Climate change is causing rapid change in Finnish nature – can species keep pace? Adaptation to climate change may manifest as earlier phenology, such as periods of flight of moths and butterflies, nesting birds, or flowering of plants earlier than before. Species can also adapt by moving their range further north, as individuals move to new areas where conditions have become favorable.
The researchers stress that, in order to preserve biodiversity as climate change intensifies, it is of the utmost importance to ensure sufficiently large, interconnected and quality habitats that allow species to adapt to the challenges generated by climate change. .
The study conducted by the University of Helsinki and the Finnish Environmental Institute compared the temporal changes in the flight period of 289 moths and butterflies and the spatial changes in their northern range limit, as well as changes in abundance over a period of about 20 years.
“About 45% of the species we studied had moved north or had advanced their flight period,” says postdoctoral researcher Maria Hällfors from the University of Helsinki. “They did a lot better than the 40% of species that didn’t respond in one way or another. On average, populations of these poorly responsive species had declined. north and advanced their flight. This demonstrates that the ability to respond to a changing environment is vital for species.
Few species have advanced their phenology
Another interesting finding was the fact that while almost half of the species had moved north, only 27% had advanced their flight period.
“This finding deviates from observations made elsewhere in Europe where the advance of the flight period was much more frequent in Lepidoptera”, explains principal researcher Juha Pöyry of the Finnish Institute for the Environment.
In Finland, the species that have advanced their flight the most are those that overwinter in adulthood, including the European peacock.
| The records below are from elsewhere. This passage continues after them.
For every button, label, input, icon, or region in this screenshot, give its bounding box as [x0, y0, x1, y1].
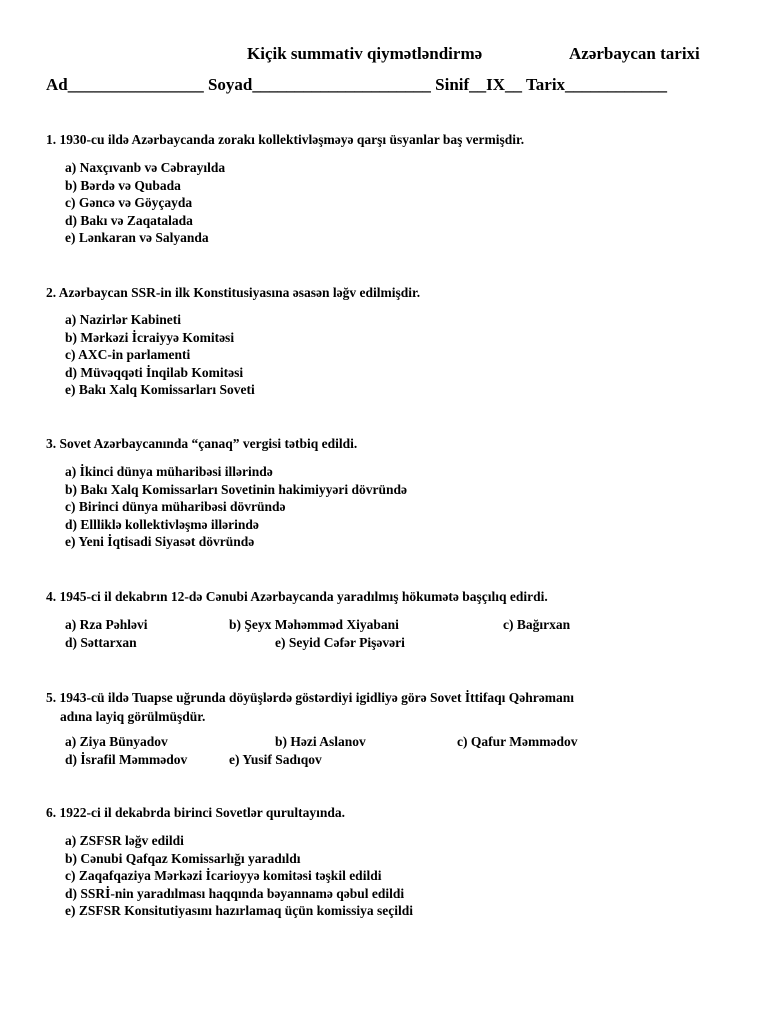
option-a: a) Nazirlər Kabineti — [65, 312, 181, 327]
question-5 — [46, 688, 574, 726]
option-c: c) AXC-in parlamenti — [65, 347, 191, 363]
option-c: c) Birinci dünya müharibəsi dövründə — [65, 499, 286, 515]
question-3: 3. Sovet Azərbaycanında “çanaq” vergisi tətbiq edildi. — [46, 436, 358, 451]
student-info-fields: Ad________________ Soyad_____________________ Sinif__IX__ Tarix____________ — [46, 75, 668, 94]
option-a: a) Rza Pəhləvi — [65, 617, 148, 632]
option-d: d) Bakı və Zaqatalada — [65, 212, 193, 228]
option-a: a) Naxçıvanb və Cəbrayılda — [65, 160, 226, 175]
question-3-options — [65, 463, 407, 551]
question-2: 2. Azərbaycan SSR-in ilk Konstitusiyasına əsasən ləğv edilmişdir. — [46, 285, 421, 300]
option-b: b) Həzi Aslanov — [275, 734, 366, 749]
question-4-options — [65, 616, 665, 651]
option-d: d) İsrafil Məmmədov — [65, 751, 188, 767]
option-b: b) Şeyx Məhəmməd Xiyabani — [229, 617, 399, 632]
option-c: c) Bağırxan — [503, 617, 571, 632]
question-5-options — [65, 733, 665, 768]
option-d: d) Ellliklə kollektivləşmə illərində — [65, 516, 259, 532]
option-e: e) ZSFSR Konsitutiyasını hazırlamaq üçün komissiya seçildi — [65, 903, 414, 919]
option-b: b) Bərdə və Qubada — [65, 177, 181, 193]
option-a: a) ZSFSR ləğv edildi — [65, 833, 184, 848]
option-e: e) Yeni İqtisadi Siyasət dövründə — [65, 534, 255, 550]
question-6-options — [65, 832, 413, 920]
option-c: c) Qafur Məmmədov — [457, 734, 578, 749]
option-d: d) Müvəqqəti İnqilab Komitəsi — [65, 364, 244, 380]
question-5-text: 5. 1943-cü ildə Tuapse uğrunda döyüşlərdə göstərdiyi igidliyə görə Sovet İttifaqı Qəhrəmanı — [46, 690, 575, 705]
option-e: e) Yusif Sadıqov — [229, 751, 322, 767]
option-d: d) SSRİ-nin yaradılması haqqında bəyannamə qəbul edildi — [65, 885, 405, 901]
question-5-text-cont: adına layiq görülmüşdür. — [60, 709, 206, 724]
option-a: a) İkinci dünya müharibəsi illərində — [65, 464, 273, 479]
question-1-options — [65, 159, 225, 247]
option-b: b) Mərkəzi İcraiyyə Komitəsi — [65, 329, 235, 345]
question-6: 6. 1922-ci il dekabrda birinci Sovetlər qurultayında. — [46, 805, 346, 820]
question-4: 4. 1945-ci il dekabrın 12-də Cənubi Azərbaycanda yaradılmış hökumətə başçılıq edirdi. — [46, 589, 548, 604]
question-1: 1. 1930-cu ildə Azərbaycanda zorakı kollektivləşməyə qarşı üsyanlar baş vermişdir. — [46, 132, 525, 147]
option-e: e) Lənkaran və Salyanda — [65, 230, 209, 246]
option-b: b) Cənubi Qafqaz Komissarlığı yaradıldı — [65, 850, 301, 866]
option-e: e) Seyid Cəfər Pişəvəri — [275, 634, 405, 650]
option-a: a) Ziya Bünyadov — [65, 734, 168, 749]
subject-title: Azərbaycan tarixi — [569, 44, 700, 63]
question-2-options — [65, 311, 255, 399]
option-c: c) Zaqafqaziya Mərkəzi İcarioyyə komitəsi təşkil edildi — [65, 868, 382, 884]
option-e: e) Bakı Xalq Komissarları Soveti — [65, 382, 255, 398]
page-title: Kiçik summativ qiymətləndirmə — [247, 44, 483, 63]
option-c: c) Gəncə və Göyçayda — [65, 195, 193, 211]
option-d: d) Səttarxan — [65, 634, 137, 650]
option-b: b) Bakı Xalq Komissarları Sovetinin hakimiyyəri dövründə — [65, 481, 408, 497]
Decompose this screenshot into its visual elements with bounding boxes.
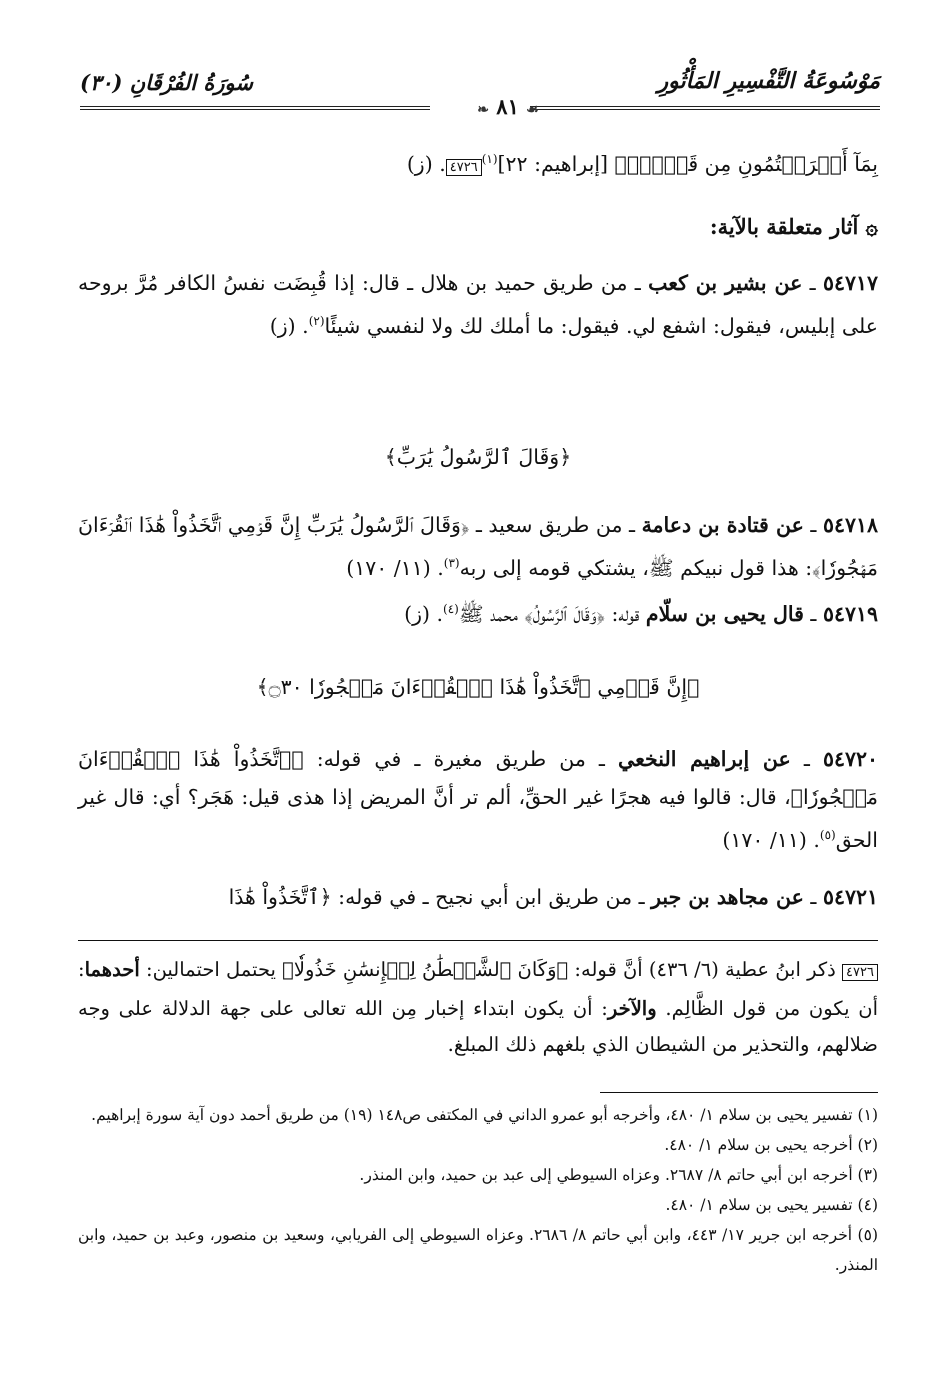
footnote-4: (٤) تفسير يحيى بن سلام ١/ ٤٨٠. — [665, 1196, 878, 1214]
entry-text: ـ من طريق سعيد ـ ﴿وَقَالَ ٱلرَّسُولُ يَٰرَبِّ إِنَّ قَوۡمِي ٱتَّخَذُواْ هَٰذَا ٱلۡقُرۡءَانَ مَهۡجُورٗا﴾: هذا قول نبيكم ﷺ، يشتكي قومه إلى ربه — [78, 513, 878, 580]
commentary-lead: ذكر ابنُ عطية (٦/ ٤٣٦) أنَّ قوله: ﴿وَكَانَ ٱلشَّيۡطَٰنُ لِلۡإِنسَٰنِ خَذُولٗا﴾ يحتمل احتمالين: — [139, 958, 836, 981]
narrator-name: قال يحيى بن سلّام — [645, 601, 804, 626]
narrator-name: عن مجاهد بن جبر — [651, 885, 804, 909]
entry-number: ٥٤٧١٩ — [822, 601, 878, 626]
entry-54719: ٥٤٧١٩ ـ قال يحيى بن سلّام قوله: ﴿وَقَالَ ٱلرَّسُولُ﴾ محمد ﷺ$^{(٤)}$. (ز) — [404, 601, 878, 626]
commentary-block — [78, 952, 878, 1063]
footnote-mark: (٣) — [443, 556, 460, 570]
ornament-icon: ❧ — [477, 102, 489, 118]
header-rule-right — [530, 106, 880, 110]
narrator-name: عن إبراهيم النخعي — [618, 747, 791, 771]
page-number-wrap — [448, 94, 568, 119]
entry-number: ٥٤٧١٧ — [822, 271, 879, 295]
commentary-first-text: : أن يكون من قول الظَّالِم. — [78, 958, 878, 1020]
top-continuation — [78, 140, 878, 187]
commentary-separator — [78, 940, 878, 941]
page-header — [80, 64, 880, 119]
verse-reference: [إبراهيم: ٢٢] — [497, 151, 609, 176]
page-number: ٨١ — [496, 94, 519, 119]
footnote-separator — [600, 1092, 878, 1093]
entry-number: ٥٤٧٢٠ — [822, 747, 879, 771]
verse-heading: ﴿إِنَّ قَوۡمِي ٱتَّخَذُواْ هَٰذَا ٱلۡقُرۡءَانَ مَهۡجُورٗا ۝٣٠﴾ — [256, 675, 700, 699]
commentary-second-text: : أن يكون ابتداء إخبار مِن الله تعالى على جهة الدلالة على وجه ضلالهم، والتحذير من الشيطان الذي بلغهم ذلك المبلغ. — [78, 997, 878, 1056]
footnote-3: (٣) أخرجه ابن أبي حاتم ٨/ ٢٦٨٧. وعزاه السيوطي إلى عبد بن حميد، وابن المنذر. — [359, 1166, 878, 1184]
entry-54720: ٥٤٧٢٠ ـ عن إبراهيم النخعي ـ من طريق مغيرة ـ في قوله: ﴿ٱتَّخَذُواْ هَٰذَا ٱلۡقُرۡءَانَ مَهۡجُورٗا﴾، قال: قالوا فيه هجرًا غير الحقِّ، ألم تر أنَّ المريض إذا هذى قيل: هَجَر؟ أي: قال غير الحق$^{(٥)}$. (١١/ ١٧٠) — [78, 747, 879, 852]
header-rule-left — [80, 106, 430, 110]
verse-fragment: بِمَآ أَشۡرَكۡتُمُونِ مِن قَبۡلُۗ﴾ — [614, 151, 878, 176]
entry-text: ـ من طريق ابن أبي نجيح ـ في قوله: ﴿ٱتَّخَذُواْ هَٰذَا — [228, 885, 652, 909]
entry-54718: ٥٤٧١٨ ـ عن قتادة بن دعامة ـ من طريق سعيد ـ ﴿وَقَالَ ٱلرَّسُولُ يَٰرَبِّ إِنَّ قَوۡمِي ٱتَّخَذُواْ هَٰذَا ٱلۡقُرۡءَانَ مَهۡجُورٗا﴾: هذا قول نبيكم ﷺ، يشتكي قومه إلى ربه$^{(٣)}$. (١١/ ١٧٠) — [78, 513, 878, 580]
source-tag: . (١١/ ١٧٠) — [722, 827, 820, 852]
entry-text: ـ من طريق مغيرة ـ في قوله: ﴿ٱتَّخَذُواْ هَٰذَا ٱلۡقُرۡءَانَ مَهۡجُورٗا﴾، قال: قالوا فيه هجرًا غير الحقِّ، ألم تر أنَّ المريض إذا هذى قيل: هَجَر؟ أي: قال غير الحق — [78, 747, 878, 852]
source-tag: . (ز) — [406, 151, 446, 176]
source-tag: . (ز) — [404, 601, 444, 626]
narrator-name: عن بشير بن كعب — [648, 271, 803, 295]
verse-heading: ﴿وَقَالَ ٱلرَّسُولُ يَٰرَبِّ﴾ — [384, 445, 572, 469]
footnotes — [78, 1100, 878, 1280]
footnote-1: (١) تفسير يحيى بن سلام ١/ ٤٨٠، وأخرجه أبو عمرو الداني في المكتفى ص١٤٨ (١٩) من طريق أحمد دون آية سورة إبراهيم. — [91, 1106, 878, 1124]
source-tag: . (١١/ ١٧٠) — [346, 555, 444, 580]
entry-54721: ٥٤٧٢١ ـ عن مجاهد بن جبر ـ من طريق ابن أبي نجيح ـ في قوله: ﴿ٱتَّخَذُواْ هَٰذَا — [228, 885, 878, 909]
cross-ref-box: ٤٧٢٦ — [446, 159, 482, 176]
entry-text: قوله: ﴿وَقَالَ ٱلرَّسُولُ﴾ محمد ﷺ — [458, 601, 646, 626]
footnote-mark: (١) — [481, 152, 498, 166]
entry-54717: ٥٤٧١٧ ـ عن بشير بن كعب ـ من طريق حميد بن هلال ـ قال: إذا قُبِضَت نفسُ الكافر مُرَّ بروحه على إبليس، فيقول: اشفع لي. فيقول: ما أملك لك ولا لنفسي شيئًا$^{(٢)}$. (ز) — [78, 271, 879, 338]
footnote-2: (٢) أخرجه يحيى بن سلام ١/ ٤٨٠. — [664, 1136, 878, 1154]
commentary-second-label: والآخر — [607, 997, 657, 1020]
cross-ref-box: ٤٧٢٦ — [842, 964, 878, 981]
section-heading: ۞ آثار متعلقة بالآية: — [709, 214, 878, 239]
book-title: مَوْسُوعَةُ التَّفْسِيرِ المَأْثُورِ — [657, 68, 880, 94]
narrator-name: عن قتادة بن دعامة — [641, 513, 804, 537]
surah-title: سُورَةُ الفُرْقَانِ (٣٠) — [80, 70, 253, 95]
footnote-mark: (٥) — [819, 828, 836, 842]
entry-text: ـ من طريق حميد بن هلال ـ قال: إذا قُبِضَت نفسُ الكافر مُرَّ بروحه على إبليس، فيقول: اشفع لي. فيقول: ما أملك لك ولا لنفسي شيئًا — [78, 271, 878, 338]
entry-number: ٥٤٧٢١ — [822, 885, 878, 909]
footnote-5: (٥) أخرجه ابن جرير ١٧/ ٤٤٣، وابن أبي حاتم ٨/ ٢٦٨٦. وعزاه السيوطي إلى الفريابي، وسعيد بن منصور، وعبد بن حميد، وابن المنذر. — [78, 1226, 878, 1274]
entry-number: ٥٤٧١٨ — [822, 513, 878, 537]
ornament-icon: ☙ — [526, 102, 539, 118]
source-tag: . (ز) — [269, 313, 309, 338]
commentary-first-label: أحدهما — [84, 958, 140, 981]
footnote-mark: (٢) — [308, 314, 325, 328]
footnote-mark: (٤) — [443, 602, 459, 616]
In fact, it seems that Lepidoptera species living in Finland react more easily by expanding their ranges northward rather than by advancing their flight. Species that are found further north than before include the wood moth and rare copper.
“It may be that the increased light in the spring is a more important signal for butterflies and moths to begin their flight than the temperature alone,” adds Pöyry.
Sufficient habitat is essential
One potential explanation for the scarcity of optimally responding species, i.e. both advancing their flight and moving north, could be the scarcity of suitable habitats.
“For organisms to respond to climate change by moving their range further north, sufficient amounts of suitable high-quality habitat are needed,” says Mikko Kuussaari, senior researcher at the Finnish Environment Institute.
The amount of important habitat for many species of moths and butterflies has declined, leading to population declines for many. For example, many species of butterflies have suffered from a decrease in grasslands.
“Declining populations are usually not able to provide a sufficient basis for the species to spread to new areas. Small populations also contain less genetic diversity which could help local populations adapt by changing the pattern. moment of their flight, “adds Kuussaari. In fact, safeguarding biodiversity requires above all the maintenance of sufficiently large and interconnected habitats of quality.
Long-term follow-up allows research
The study used data on Lepidoptera flight times collected as part of two long-term monitoring projects coordinated by the Finnish Environment Institute. Among the two, the Finnish National Moth Monitoring Program was launched in 1993 and the Butterfly Monitoring Program in Agricultural Landscapes in 1999. A dataset of citizen sightings freely available through the Finnish Information System on biodiversity was used to calculate shifts in the range boundaries of species.
“Without such long-term monitoring programs and the great contribution of butterfly and moth enthusiasts in collecting observations, as well as collaboration between different research organizations, it would be impossible to carry out this type of research. ‘analyzes encompassing hundreds of species,’ says Associate Professor Marjo Saastamoinen of the University of Helsinki.